The Inglewood Oil Field is vast. It is the largest contiguous urban oil field in the U.S., with more than one million people living within five miles of the site. Jurisdiction over the Inglewood Oil Field is split between Culver City and Los Angeles County. 

On average, the field produces 2.5 – 3.1 million barrels of oil yearly on about 1,100 acres. Approximately 10 percent (78 acres) is located within the limits of Culver City. Residents living near the wells have raised concerns for years about exposure to toxic chemicals and smog-forming gases. Families endure the air pollution, but suffer from poor health outcomes including heart and lung disease, leukemia, lymphoma, lung cancer, nervous system damage, birth defects, and premature death. The rate of asthma related emergency hospital visits in Baldwin Hills is 4.4 times greater than the LA County average.

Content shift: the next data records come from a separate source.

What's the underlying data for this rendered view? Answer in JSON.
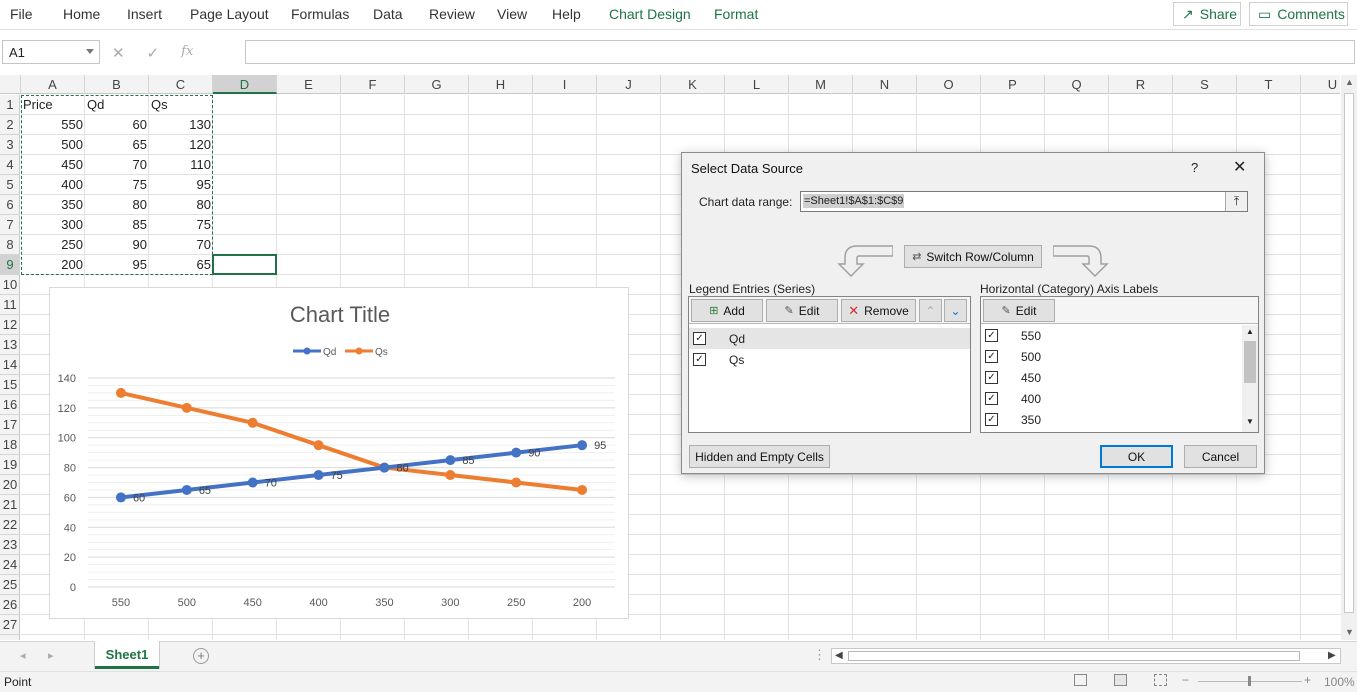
{
  "ribbon": {
    "tabs": [
      "File",
      "Home",
      "Insert",
      "Page Layout",
      "Formulas",
      "Data",
      "Review",
      "View",
      "Help",
      "Chart Design",
      "Format"
    ],
    "share_label": "Share",
    "comments_label": "Comments"
  },
  "formula_bar": {
    "name_box": "A1",
    "fx_label": "fx",
    "value": ""
  },
  "columns": [
    "A",
    "B",
    "C",
    "D",
    "E",
    "F",
    "G",
    "H",
    "I",
    "J",
    "K",
    "L",
    "M",
    "N",
    "O",
    "P",
    "Q",
    "R",
    "S",
    "T",
    "U"
  ],
  "rows": [
    "1",
    "2",
    "3",
    "4",
    "5",
    "6",
    "7",
    "8",
    "9",
    "10",
    "11",
    "12",
    "13",
    "14",
    "15",
    "16",
    "17",
    "18",
    "19",
    "20",
    "21",
    "22",
    "23",
    "24",
    "25",
    "26",
    "27"
  ],
  "sheet": {
    "headers": [
      "Price",
      "Qd",
      "Qs"
    ],
    "data": [
      [
        "550",
        "60",
        "130"
      ],
      [
        "500",
        "65",
        "120"
      ],
      [
        "450",
        "70",
        "110"
      ],
      [
        "400",
        "75",
        "95"
      ],
      [
        "350",
        "80",
        "80"
      ],
      [
        "300",
        "85",
        "75"
      ],
      [
        "250",
        "90",
        "70"
      ],
      [
        "200",
        "95",
        "65"
      ]
    ]
  },
  "chart_data": {
    "type": "line",
    "title": "Chart Title",
    "categories": [
      "550",
      "500",
      "450",
      "400",
      "350",
      "300",
      "250",
      "200"
    ],
    "series": [
      {
        "name": "Qd",
        "color": "#4472c4",
        "values": [
          60,
          65,
          70,
          75,
          80,
          85,
          90,
          95
        ]
      },
      {
        "name": "Qs",
        "color": "#ed7d31",
        "values": [
          130,
          120,
          110,
          95,
          80,
          75,
          70,
          65
        ]
      }
    ],
    "ylim": [
      0,
      140
    ],
    "yticks": [
      "0",
      "20",
      "40",
      "60",
      "80",
      "100",
      "120",
      "140"
    ],
    "data_labels_series": "Qd",
    "legend": "top",
    "grid": true
  },
  "dialog": {
    "title": "Select Data Source",
    "help": "?",
    "range_label": "Chart data range:",
    "range_value": "=Sheet1!$A$1:$C$9",
    "switch_label": "Switch Row/Column",
    "legend_label": "Legend Entries (Series)",
    "add_label": "Add",
    "edit_label": "Edit",
    "remove_label": "Remove",
    "series_items": [
      "Qd",
      "Qs"
    ],
    "axis_label": "Horizontal (Category) Axis Labels",
    "axis_edit_label": "Edit",
    "axis_items": [
      "550",
      "500",
      "450",
      "400",
      "350"
    ],
    "hidden_label": "Hidden and Empty Cells",
    "ok_label": "OK",
    "cancel_label": "Cancel"
  },
  "sheet_tab": "Sheet1",
  "status": {
    "mode": "Point",
    "zoom": "100%"
  }
}
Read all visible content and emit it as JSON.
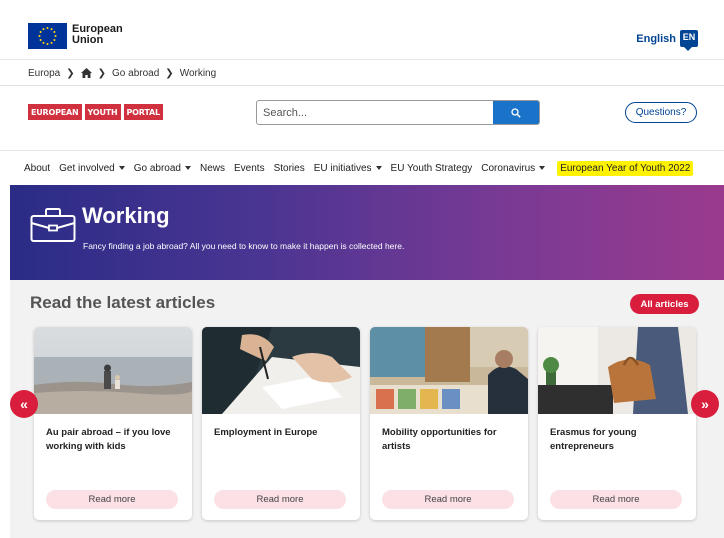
{
  "eu": {
    "name_line1": "European",
    "name_line2": "Union"
  },
  "language": {
    "label": "English",
    "code": "EN"
  },
  "breadcrumb": {
    "root": "Europa",
    "section": "Go abroad",
    "current": "Working"
  },
  "logo": {
    "words": [
      "EUROPEAN",
      "YOUTH",
      "PORTAL"
    ]
  },
  "search": {
    "placeholder": "Search..."
  },
  "questions": {
    "label": "Questions?"
  },
  "nav": {
    "items": [
      "About",
      "Get involved",
      "Go abroad",
      "News",
      "Events",
      "Stories",
      "EU initiatives",
      "EU Youth Strategy",
      "Coronavirus"
    ],
    "highlight": "European Year of Youth 2022"
  },
  "hero": {
    "title": "Working",
    "subtitle": "Fancy finding a job abroad? All you need to know to make it happen is collected here."
  },
  "articles": {
    "heading": "Read the latest articles",
    "all_label": "All articles",
    "cards": [
      {
        "title": "Au pair abroad – if you love working with kids",
        "cta": "Read more"
      },
      {
        "title": "Employment in Europe",
        "cta": "Read more"
      },
      {
        "title": "Mobility opportunities for artists",
        "cta": "Read more"
      },
      {
        "title": "Erasmus for young entrepreneurs",
        "cta": "Read more"
      }
    ],
    "prev_label": "«",
    "next_label": "»"
  },
  "colors": {
    "eu_blue": "#003399",
    "brand_red": "#d1313f",
    "accent_red": "#d81e3c",
    "link_blue": "#004494",
    "search_blue": "#1a73c8",
    "highlight_yellow": "#fff200",
    "hero_gradient_start": "#2a2c86",
    "hero_gradient_end": "#9a3a8e"
  }
}
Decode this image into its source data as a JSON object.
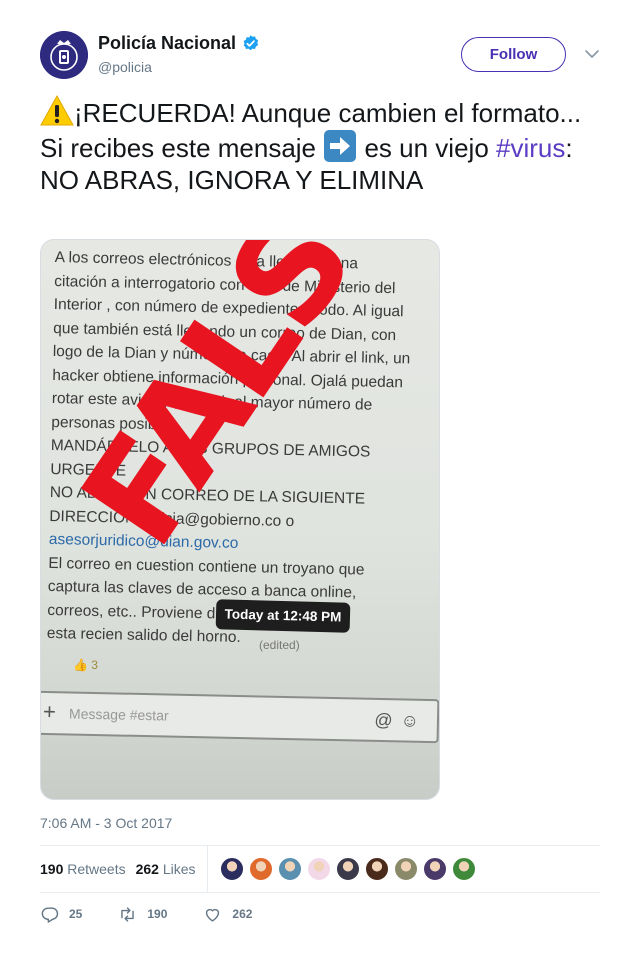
{
  "account": {
    "display_name": "Policía Nacional",
    "handle": "@policia",
    "follow_label": "Follow"
  },
  "tweet": {
    "text_part1": "¡RECUERDA! Aunque cambien el formato... Si recibes este mensaje ",
    "text_part2": " es un viejo ",
    "hashtag": "#virus",
    "text_part3": ": NO ABRAS, IGNORA Y ELIMINA",
    "emojis": [
      "warning-emoji",
      "right-arrow-emoji"
    ]
  },
  "media": {
    "lines": [
      "A los correos electrónicos esta llegando una",
      "citación a interrogatorio con logo de Ministerio del",
      "Interior , con número de expediente y todo. Al igual",
      "que también está llegando un correo de Dian, con",
      "logo de la Dian y número de caso. Al abrir el link, un",
      "hacker obtiene información personal. Ojalá puedan",
      "rotar este aviso y prevenir al mayor número de",
      "personas posible.",
      "MANDÁRSELO A LOS GRUPOS DE AMIGOS",
      "URGENTE",
      "NO ABRAN UN CORREO DE LA SIGUIENTE",
      "DIRECCION policia@gobierno.co o",
      "asesorjuridico@dian.gov.co",
      "El correo en cuestion contiene un troyano que",
      "captura las claves de acceso a banca online,",
      "correos, etc.. Proviene de Brasil, y",
      "esta recien salido del horno."
    ],
    "tooltip": "Today at 12:48 PM",
    "edited": "(edited)",
    "reaction_count": "3",
    "composer_placeholder": "Message #estar",
    "stamp": "FALSO"
  },
  "timestamp": "7:06 AM - 3 Oct 2017",
  "stats": {
    "retweets_count": "190",
    "retweets_label": "Retweets",
    "likes_count": "262",
    "likes_label": "Likes",
    "liker_colors": [
      "#2b2d5e",
      "#e06a2c",
      "#5a8fb0",
      "#f3d9e8",
      "#3a3a4a",
      "#4a2a1a",
      "#8a8a6a",
      "#4a3a6a",
      "#3f8a3a"
    ]
  },
  "actions": {
    "replies": "25",
    "retweets": "190",
    "likes": "262"
  },
  "colors": {
    "accent": "#4a2fb3",
    "hashtag": "#5b3cc4",
    "stamp": "#e8141f",
    "muted": "#657786"
  }
}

“May of 2020 marked two years that Culver City has been running on 100 percent renewable energy. We don’t need oil, we need a clean energy economy, and places for our kids to play and breathe fresh air. Culver City is proving that a just transition for industry workers can happen. We’re showing a way to a future that we all can embrace,” said Meghan Sahli-Wells, former Culver City Mayor, California Senior Advisor of Elected Officials to Protect America.

Culver City is a member of the Clean Power Alliance, a locally operated electricity provider serving Los Angeles and Ventura Counties.

The LA City vote comes at a time when the City Council continues to face growing community demands for accountability and a change in culture after a recording surfaced in October of Kevin de León, Gil Cedillo, former Council President Nury Martinez and others making racist remarks and exploiting the City’s redistricting process to disempower already disenfranchised Black Angelenos.